Moderate mediation model
Figure 2 shows the results of the tuned arbitration model. β= -0.175,P.< 0.01), reflection ( β= -0.137,P.< 0.01) and rumination ( β= -0.147,P.< 0.01) anxiety symptoms were significantly alleviated by resilience. An additional 4.9%, 3.3%, and 3.9% of the variance in anxiety symptoms was explained by interactions with brooding, introspection, rumination and resilience. These associations gradually decreased with increasing resilience. For the brood-anxiety symptom association, low resilience ( β= 0.438,P.< 0.001), medium resilience ( β= 0.264,P.< 0.001), high resilience ( β= 0.089,P.= 0.210); the relationship between remorse and anxiety symptoms is low resilience ( β= 0.366,P.< 0.001), medium resilience ( β= 0.229,P.< 0.001), high resilience ( β= 0.092,P.= 0.219); the association between rumination and anxiety symptoms was less resilient ( β= 0.414, P.< 0.001) moderate elasticity ( β= 0.266, P.< 0.001), high resilience (β= 0.119, P.= 0.100). The role of resilience mitigation is plotted in Figure 3. The associations between brooding, reflexes, and rumination and PSQI scores were not significantly moderated by resilience. For breeding models, R.2 Anxiety symptoms and PSQI scores reached 34.9% and 30.8%, respectively. For the reflection model,R.2 Anxiety symptoms and PSQI scores reached 32.2% and 31.1%, respectively. For the rumination model,R.2 Anxiety symptoms and PSQI scores reached 34.7% and 31.0%, respectively.
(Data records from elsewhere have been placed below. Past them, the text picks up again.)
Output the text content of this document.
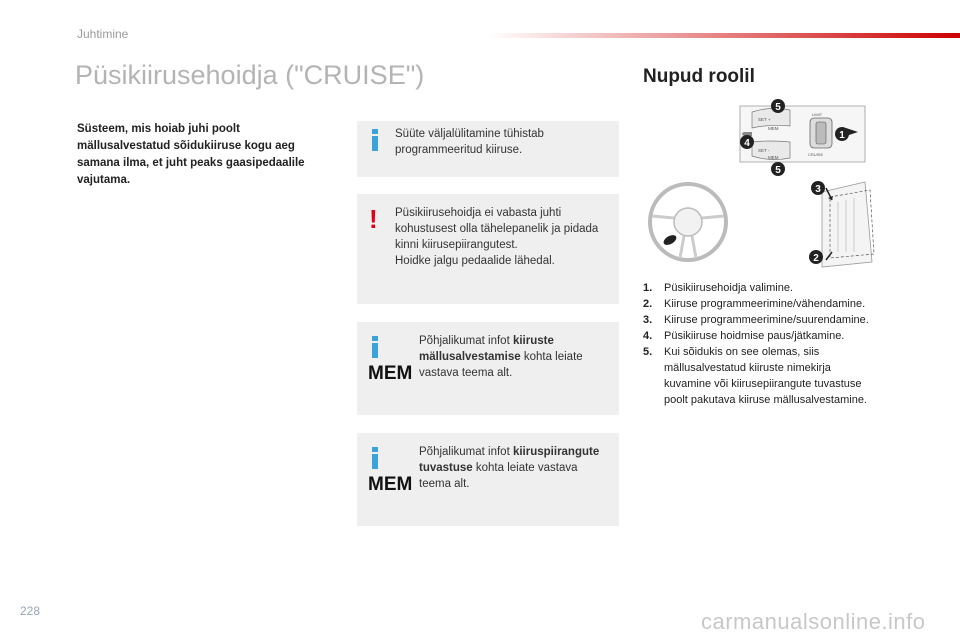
Juhtimine
Püsikiirusehoidja ("CRUISE")
Süsteem, mis hoiab juhi poolt
mällusalvestatud sõidukiiruse kogu aeg
samana ilma, et juht peaks gaasipedaalile
vajutama.
Süüte väljalülitamine tühistab
programmeeritud kiiruse.
! Püsikiirusehoidja ei vabasta juhti
kohustusest olla tähelepanelik ja pidada
kinni kiirusepiirangutest.
Hoidke jalgu pedaalide lähedal.
MEM
Põhjalikumat infot kiiruste
mällusalvestamise kohta leiate
vastava teema alt.
MEM
Põhjalikumat infot kiiruspiirangute
tuvastuse kohta leiate vastava
teema alt.
Nupud roolil
SET +
SET -
MEM
MEM
LIMIT
CRUISE
5
4
1
5
3
2
1. Püsikiirusehoidja valimine.
2. Kiiruse programmeerimine/vähendamine.
3. Kiiruse programmeerimine/suurendamine.
4. Püsikiiruse hoidmise paus/jätkamine.
5. Kui sõidukis on see olemas, siis
mällusalvestatud kiiruste nimekirja
kuvamine või kiirusepiirangute tuvastuse
poolt pakutava kiiruse mällusalvestamine.
228	carmanualsonline.info
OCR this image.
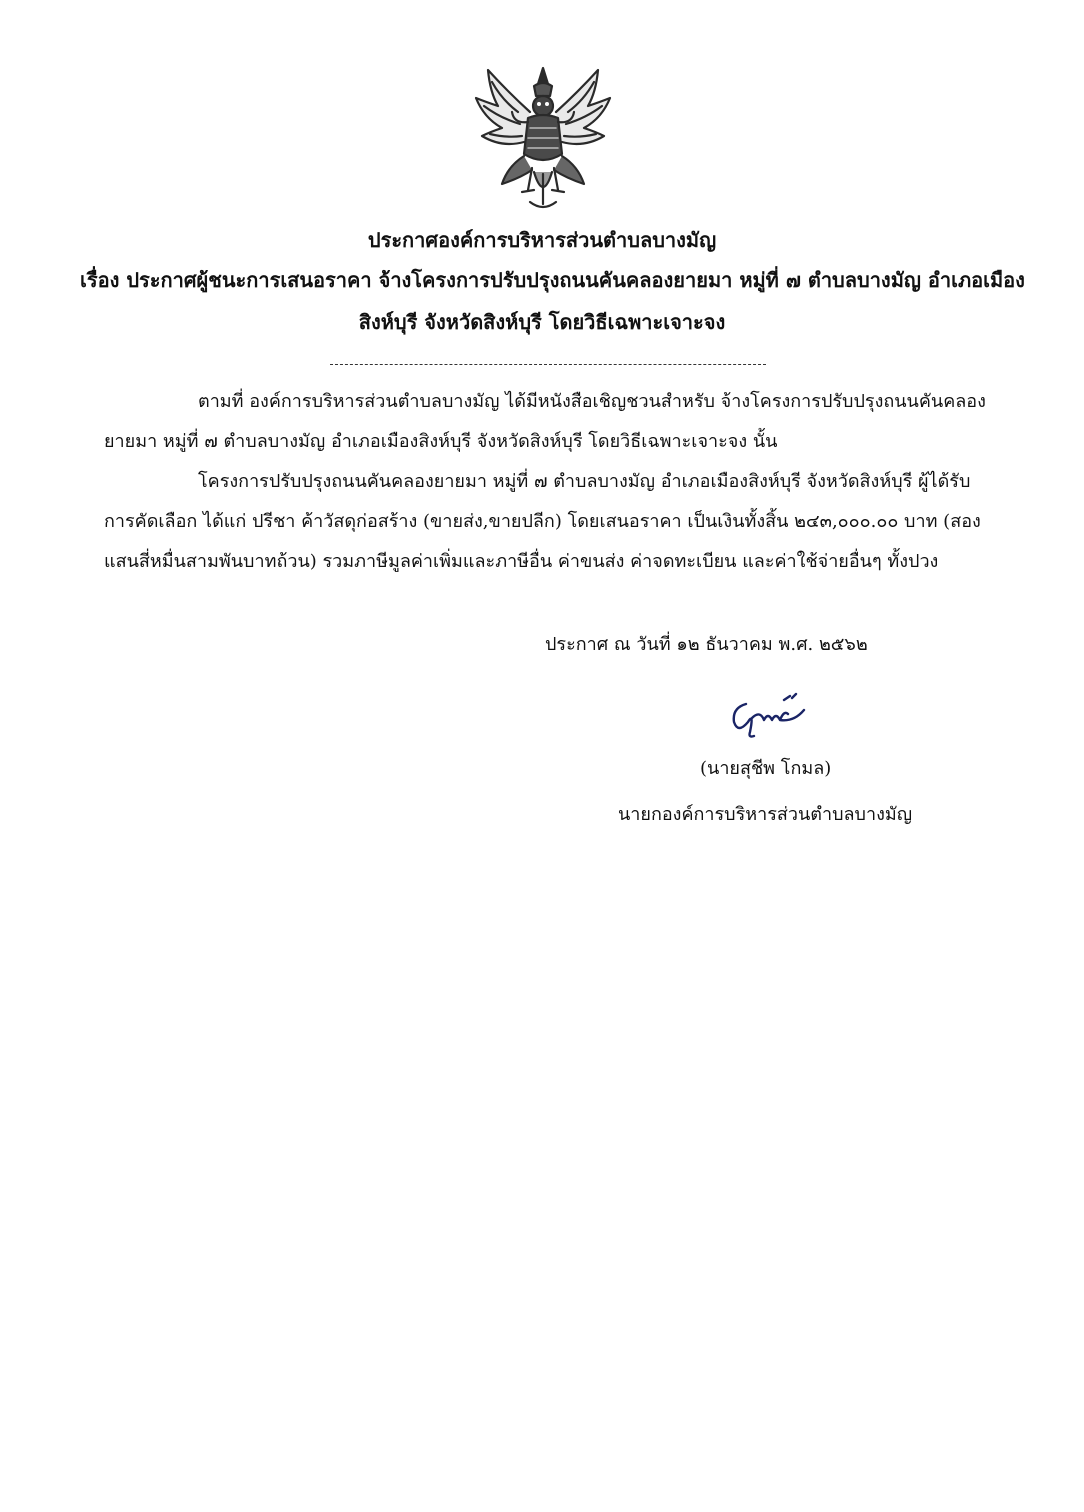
ประกาศองค์การบริหารส่วนตำบลบางมัญ
เรื่อง ประกาศผู้ชนะการเสนอราคา จ้างโครงการปรับปรุงถนนคันคลองยายมา หมู่ที่ ๗ ตำบลบางมัญ อำเภอเมือง
สิงห์บุรี จังหวัดสิงห์บุรี โดยวิธีเฉพาะเจาะจง
ตามที่ องค์การบริหารส่วนตำบลบางมัญ ได้มีหนังสือเชิญชวนสำหรับ จ้างโครงการปรับปรุงถนนคันคลอง
ยายมา หมู่ที่ ๗ ตำบลบางมัญ อำเภอเมืองสิงห์บุรี จังหวัดสิงห์บุรี โดยวิธีเฉพาะเจาะจง นั้น
โครงการปรับปรุงถนนคันคลองยายมา หมู่ที่ ๗ ตำบลบางมัญ อำเภอเมืองสิงห์บุรี จังหวัดสิงห์บุรี ผู้ได้รับ
การคัดเลือก ได้แก่ ปรีชา ค้าวัสดุก่อสร้าง (ขายส่ง,ขายปลีก) โดยเสนอราคา เป็นเงินทั้งสิ้น ๒๔๓,๐๐๐.๐๐ บาท (สอง
แสนสี่หมื่นสามพันบาทถ้วน) รวมภาษีมูลค่าเพิ่มและภาษีอื่น ค่าขนส่ง ค่าจดทะเบียน และค่าใช้จ่ายอื่นๆ ทั้งปวง
ประกาศ ณ วันที่ ๑๒ ธันวาคม พ.ศ. ๒๕๖๒
(นายสุชีพ โกมล)
นายกองค์การบริหารส่วนตำบลบางมัญ
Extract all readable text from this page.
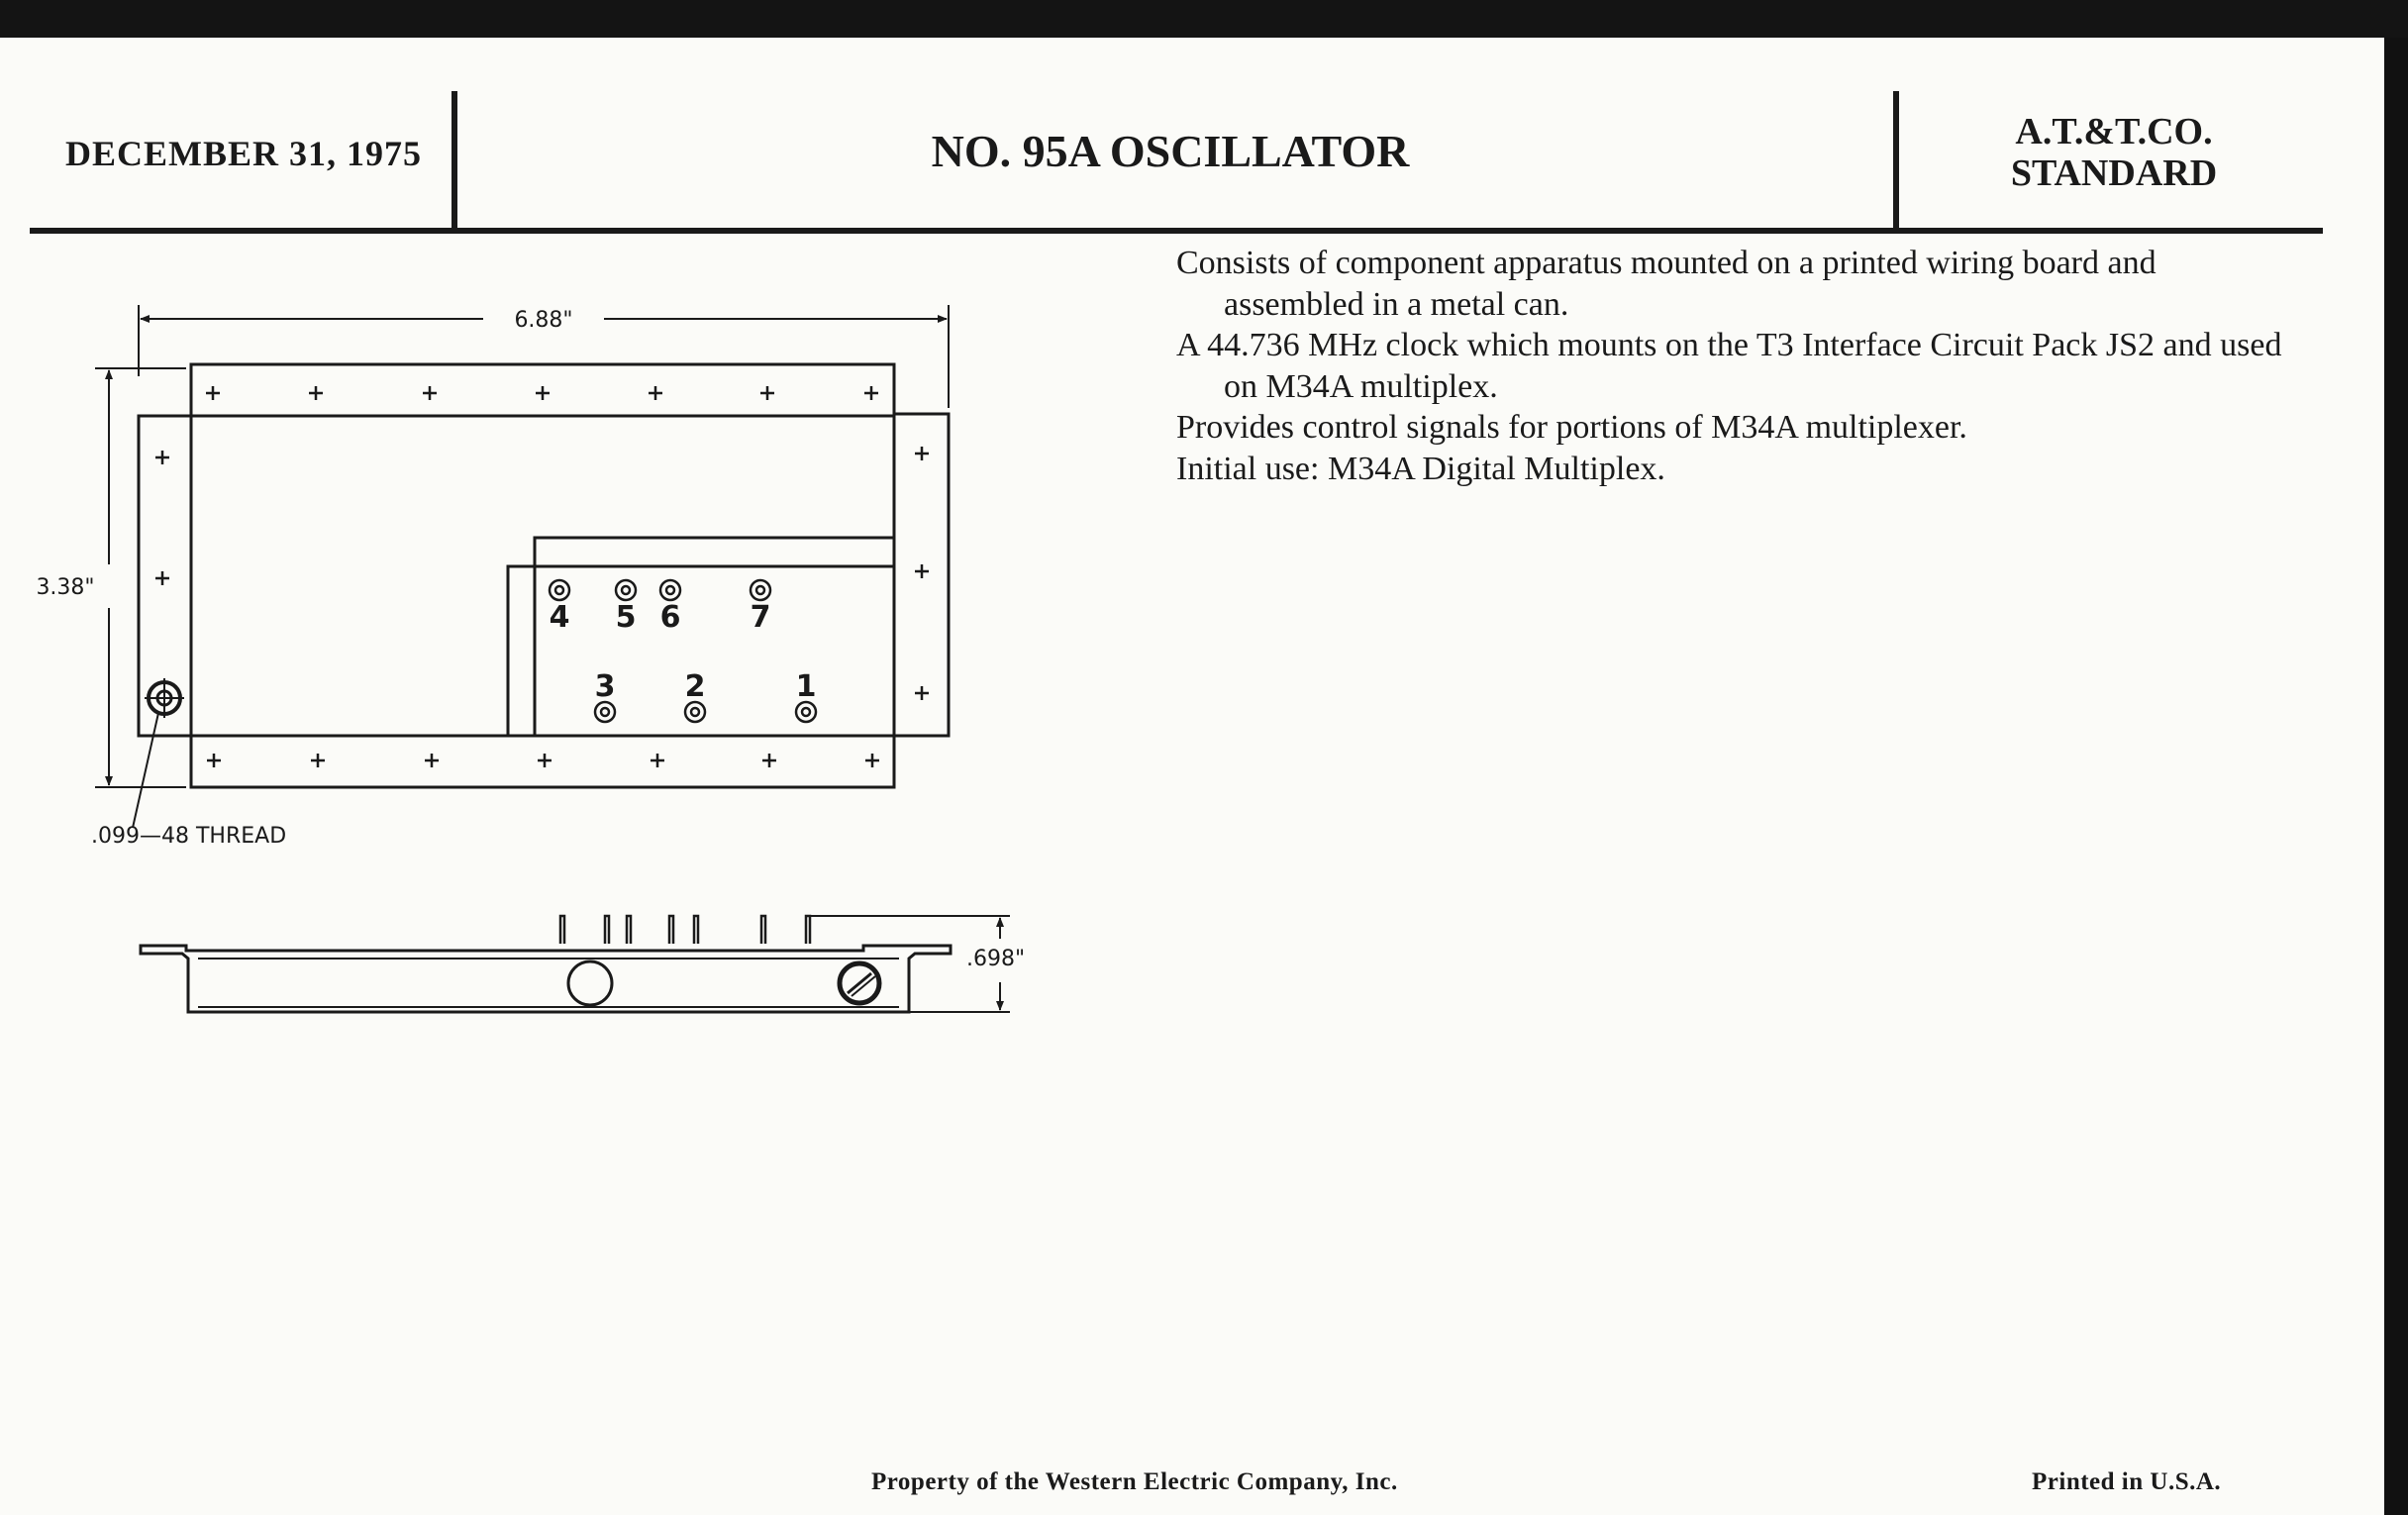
DECEMBER 31, 1975	NO. 95A OSCILLATOR	A.T.&T.CO.
STANDARD

Consists of component apparatus mounted on a printed wiring board and assembled in a metal can.

A 44.736 MHz clock which mounts on the T3 Interface Circuit Pack JS2 and used on M34A multiplex.

Provides control signals for portions of M34A multiplexer.

Initial use: M34A Digital Multiplex.

4 5 6 7
3 2	1
6.88"
3.38"
.099—48 THREAD
.698"
Property of the Western Electric Company, Inc.	Printed in U.S.A.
As shown in Table 4, the role of anxiety symptoms in explaining the association between brooding and PSQI scores steadily decreased with increasing resilience (low resilience: 0.200, 95% CI: 0.118, 0.302; moderate resilience: 0.120, 95% CI: 0.064, 0.192; high resilience: 0.041, 95% CI: -0.018, 0.109). For the reflection model, the role of anxiety symptoms was: low resilience ( 0.167, 95% CI: 0.098, 0.265), medium resilience (0.105, 95% CI: 0.051, 0.176), high resilience (0.042, 95% CI: – 0.027, 0.118). For the rumination model, the role of anxiety symptoms was: low resilience (0.187, 95% CI: 0.115, 0.289), moderate resilience (0.121, 95% CI: 0.064, 0.192) high resilience (0.054). , 95% CI: −0.011, 0.126).
The explanatory power of the models for anxiety symptoms and PSQI scores ranged from 19.7% to 34.9%. A series of power analyzes were determined using post hoc methods based on achieved data.R.2 (0.197 to 0.349 based on different models), sample size (285),α(0.05), and the number of predictors (9 or 10 for different models). As a result, this study yielded a statistical power level of greater than 0.999.